Maybe that’s why no-one ever got curious about the doors before – because knowing they were there was enough.
Anyway, so Alys couldn’t open the door, and then that cleaning guy went away, and she thought about how it was getting dark, and she should be getting home.
But then, there was that thing, that I don’t know if you remember about her. That spark?
Like, she didn’t make a lot of noise, but she still always went her own way… she just did it quiet, without a lot of fuss?
Like, you wouldn’t notice her on a full dance floor, but she was always first on an empty one, and last to stop dancing?
Like, her signal was low, but strong?
So, Alys is looking through that window, about to go, and she notices something coming through the glass right over on the other side. You wouldn’t realise it now, but it was always kind of grey and washed out over here back then. We got the flat, bright morning light, but not much else past noon. So the thing that Alys really noticed, she noticed way over there, through the dusty glass, she sees the light and colour of a sunrise, all purple and shit, hazy and wild, and not like she’d ever noticed before.
And those cogs start turning. Because yeah, the thing I was trying to explain about Alys? She’s an animator…

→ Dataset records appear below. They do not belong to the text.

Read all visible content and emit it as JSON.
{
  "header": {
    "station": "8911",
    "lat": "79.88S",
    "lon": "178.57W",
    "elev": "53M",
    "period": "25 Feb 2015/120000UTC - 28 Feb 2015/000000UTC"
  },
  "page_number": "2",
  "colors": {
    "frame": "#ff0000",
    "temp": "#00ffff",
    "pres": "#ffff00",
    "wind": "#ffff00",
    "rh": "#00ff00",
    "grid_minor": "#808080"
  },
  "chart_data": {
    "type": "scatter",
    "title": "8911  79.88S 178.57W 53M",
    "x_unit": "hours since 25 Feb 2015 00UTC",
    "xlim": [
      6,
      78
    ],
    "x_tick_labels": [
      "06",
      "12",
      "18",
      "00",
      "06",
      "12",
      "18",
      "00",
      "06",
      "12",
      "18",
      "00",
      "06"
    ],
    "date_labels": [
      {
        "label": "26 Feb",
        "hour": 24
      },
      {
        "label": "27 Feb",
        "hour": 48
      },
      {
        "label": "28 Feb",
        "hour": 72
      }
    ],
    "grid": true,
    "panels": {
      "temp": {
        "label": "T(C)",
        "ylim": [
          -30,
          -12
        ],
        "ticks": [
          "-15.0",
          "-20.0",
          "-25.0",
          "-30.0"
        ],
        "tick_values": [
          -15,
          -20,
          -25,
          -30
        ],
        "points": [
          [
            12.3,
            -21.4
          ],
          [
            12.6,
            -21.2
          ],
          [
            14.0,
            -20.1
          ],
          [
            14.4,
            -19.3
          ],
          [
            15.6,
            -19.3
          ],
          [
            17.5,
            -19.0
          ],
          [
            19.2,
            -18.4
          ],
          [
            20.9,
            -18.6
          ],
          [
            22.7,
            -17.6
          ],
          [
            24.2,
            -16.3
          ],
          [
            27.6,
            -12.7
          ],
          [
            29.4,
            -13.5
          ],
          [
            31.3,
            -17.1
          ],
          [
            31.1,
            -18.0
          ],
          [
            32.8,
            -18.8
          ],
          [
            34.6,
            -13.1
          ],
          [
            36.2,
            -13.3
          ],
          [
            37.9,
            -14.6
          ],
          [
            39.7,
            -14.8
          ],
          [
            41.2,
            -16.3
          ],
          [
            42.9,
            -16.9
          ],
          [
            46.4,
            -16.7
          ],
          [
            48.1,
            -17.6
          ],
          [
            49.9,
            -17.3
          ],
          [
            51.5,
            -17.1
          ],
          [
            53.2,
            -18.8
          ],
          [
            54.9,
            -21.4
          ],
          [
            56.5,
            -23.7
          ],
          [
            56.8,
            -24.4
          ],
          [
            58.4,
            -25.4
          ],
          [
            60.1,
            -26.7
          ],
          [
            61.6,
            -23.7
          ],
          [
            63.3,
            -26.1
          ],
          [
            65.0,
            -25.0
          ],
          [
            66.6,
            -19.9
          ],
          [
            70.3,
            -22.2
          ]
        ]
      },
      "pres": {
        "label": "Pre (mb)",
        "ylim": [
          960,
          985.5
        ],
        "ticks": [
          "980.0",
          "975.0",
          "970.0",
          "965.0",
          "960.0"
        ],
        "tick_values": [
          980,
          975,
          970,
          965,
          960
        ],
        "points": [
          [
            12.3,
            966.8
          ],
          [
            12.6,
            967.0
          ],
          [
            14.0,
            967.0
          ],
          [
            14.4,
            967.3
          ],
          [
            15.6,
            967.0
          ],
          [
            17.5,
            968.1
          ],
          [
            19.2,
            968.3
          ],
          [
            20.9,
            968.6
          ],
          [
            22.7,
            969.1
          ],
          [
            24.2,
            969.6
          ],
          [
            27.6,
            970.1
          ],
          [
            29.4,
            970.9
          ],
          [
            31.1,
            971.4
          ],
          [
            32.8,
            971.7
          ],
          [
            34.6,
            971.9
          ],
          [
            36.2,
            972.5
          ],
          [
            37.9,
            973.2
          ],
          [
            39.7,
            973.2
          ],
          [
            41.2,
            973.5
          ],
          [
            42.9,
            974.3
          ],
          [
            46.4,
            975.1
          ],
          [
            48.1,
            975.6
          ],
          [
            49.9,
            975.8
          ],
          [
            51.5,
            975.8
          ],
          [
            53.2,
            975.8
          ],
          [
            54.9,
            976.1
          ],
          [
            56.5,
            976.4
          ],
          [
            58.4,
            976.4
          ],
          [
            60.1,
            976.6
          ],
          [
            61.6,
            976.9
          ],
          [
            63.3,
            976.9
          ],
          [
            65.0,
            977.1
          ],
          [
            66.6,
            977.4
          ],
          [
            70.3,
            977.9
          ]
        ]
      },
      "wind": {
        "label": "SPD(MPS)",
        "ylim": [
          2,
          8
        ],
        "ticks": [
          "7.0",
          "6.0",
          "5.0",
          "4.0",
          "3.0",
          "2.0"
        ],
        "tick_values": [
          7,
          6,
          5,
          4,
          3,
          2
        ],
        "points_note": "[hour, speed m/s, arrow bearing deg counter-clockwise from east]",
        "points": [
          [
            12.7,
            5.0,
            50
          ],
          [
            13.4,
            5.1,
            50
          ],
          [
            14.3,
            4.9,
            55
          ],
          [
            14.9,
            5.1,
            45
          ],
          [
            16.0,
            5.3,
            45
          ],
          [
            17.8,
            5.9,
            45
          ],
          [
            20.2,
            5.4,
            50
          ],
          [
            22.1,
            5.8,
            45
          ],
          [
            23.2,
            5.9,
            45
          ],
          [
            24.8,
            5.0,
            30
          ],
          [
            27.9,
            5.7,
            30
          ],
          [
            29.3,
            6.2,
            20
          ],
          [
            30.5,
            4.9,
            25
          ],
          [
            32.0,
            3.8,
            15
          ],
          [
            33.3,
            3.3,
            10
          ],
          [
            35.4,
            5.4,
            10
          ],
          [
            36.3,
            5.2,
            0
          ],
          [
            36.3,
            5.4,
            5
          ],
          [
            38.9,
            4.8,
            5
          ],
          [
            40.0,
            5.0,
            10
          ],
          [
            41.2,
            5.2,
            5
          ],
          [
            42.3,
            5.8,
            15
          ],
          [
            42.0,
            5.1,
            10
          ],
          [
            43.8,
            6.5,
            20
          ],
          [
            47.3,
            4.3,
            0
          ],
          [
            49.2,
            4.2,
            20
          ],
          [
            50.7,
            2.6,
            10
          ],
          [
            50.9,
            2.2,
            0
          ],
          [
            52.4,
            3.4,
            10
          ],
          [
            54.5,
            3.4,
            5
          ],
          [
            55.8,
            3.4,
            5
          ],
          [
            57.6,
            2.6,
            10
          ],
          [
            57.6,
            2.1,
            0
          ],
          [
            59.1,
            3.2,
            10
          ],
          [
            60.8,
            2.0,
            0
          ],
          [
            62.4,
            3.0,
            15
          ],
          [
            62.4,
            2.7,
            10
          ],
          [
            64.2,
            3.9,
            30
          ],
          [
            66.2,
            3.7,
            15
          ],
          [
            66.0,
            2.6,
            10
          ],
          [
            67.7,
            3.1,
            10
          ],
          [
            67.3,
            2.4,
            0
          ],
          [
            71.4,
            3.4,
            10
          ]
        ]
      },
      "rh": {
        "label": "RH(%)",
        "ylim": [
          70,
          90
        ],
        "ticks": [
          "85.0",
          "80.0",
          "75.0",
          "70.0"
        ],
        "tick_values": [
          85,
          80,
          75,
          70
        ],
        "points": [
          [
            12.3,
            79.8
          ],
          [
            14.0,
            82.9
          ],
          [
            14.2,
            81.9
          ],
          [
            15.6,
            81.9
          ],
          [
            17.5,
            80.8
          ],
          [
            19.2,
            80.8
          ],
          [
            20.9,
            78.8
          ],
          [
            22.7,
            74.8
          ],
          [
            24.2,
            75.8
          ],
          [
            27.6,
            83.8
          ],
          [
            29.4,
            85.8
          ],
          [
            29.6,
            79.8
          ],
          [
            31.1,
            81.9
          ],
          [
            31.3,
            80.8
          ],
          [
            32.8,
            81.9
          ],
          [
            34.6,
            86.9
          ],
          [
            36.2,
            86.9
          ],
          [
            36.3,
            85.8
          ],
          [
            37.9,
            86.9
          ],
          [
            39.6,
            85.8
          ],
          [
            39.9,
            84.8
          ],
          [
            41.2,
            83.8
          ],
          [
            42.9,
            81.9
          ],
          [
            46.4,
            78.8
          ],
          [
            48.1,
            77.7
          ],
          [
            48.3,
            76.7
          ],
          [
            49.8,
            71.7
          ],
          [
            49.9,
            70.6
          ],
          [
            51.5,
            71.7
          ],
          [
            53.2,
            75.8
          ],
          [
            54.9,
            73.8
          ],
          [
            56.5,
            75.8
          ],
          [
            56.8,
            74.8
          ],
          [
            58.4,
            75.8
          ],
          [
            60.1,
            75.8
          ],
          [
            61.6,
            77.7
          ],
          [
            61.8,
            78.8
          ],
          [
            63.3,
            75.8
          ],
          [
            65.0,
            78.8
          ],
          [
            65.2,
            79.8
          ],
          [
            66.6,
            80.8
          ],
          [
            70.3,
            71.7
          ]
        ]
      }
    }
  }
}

No, I don’t mean with cartoons and shit. I mean, she makes things happen, where things weren’t happening before. Makes things move. Gets things started.
So being like she is, with it never occurring to her not to, she looked around, down there in rape/murder central, and she found herself something big and heavy, maybe a brick, maybe a trashcan, I don’t know, and like it’s really important!
Whatever it was, it worked – she hefted it at her reflection in that door, and the orders stuck behind it, and it smashed that fucker into a million pieces.
Safety glass, I don’t know if you know it – it kind of just disintegrates into these little, sugary cubes, and Alys poked her head through the hole she made, looked at all the little posters on the floor, now covered in the stuff. Looked around, sniffed the dry air, and turned her head to look at the colours over there.
But then she figured it was pretty late, and she was hungry, and cold, and she left for home.
Less than an hour later, some people that lived over nearer the door that she caved in spotted what she’d done, and came to explore. And what happened next led to where we are now.
Because that’s what Alys does, she gets things started. And then the rest of us, we carry it on.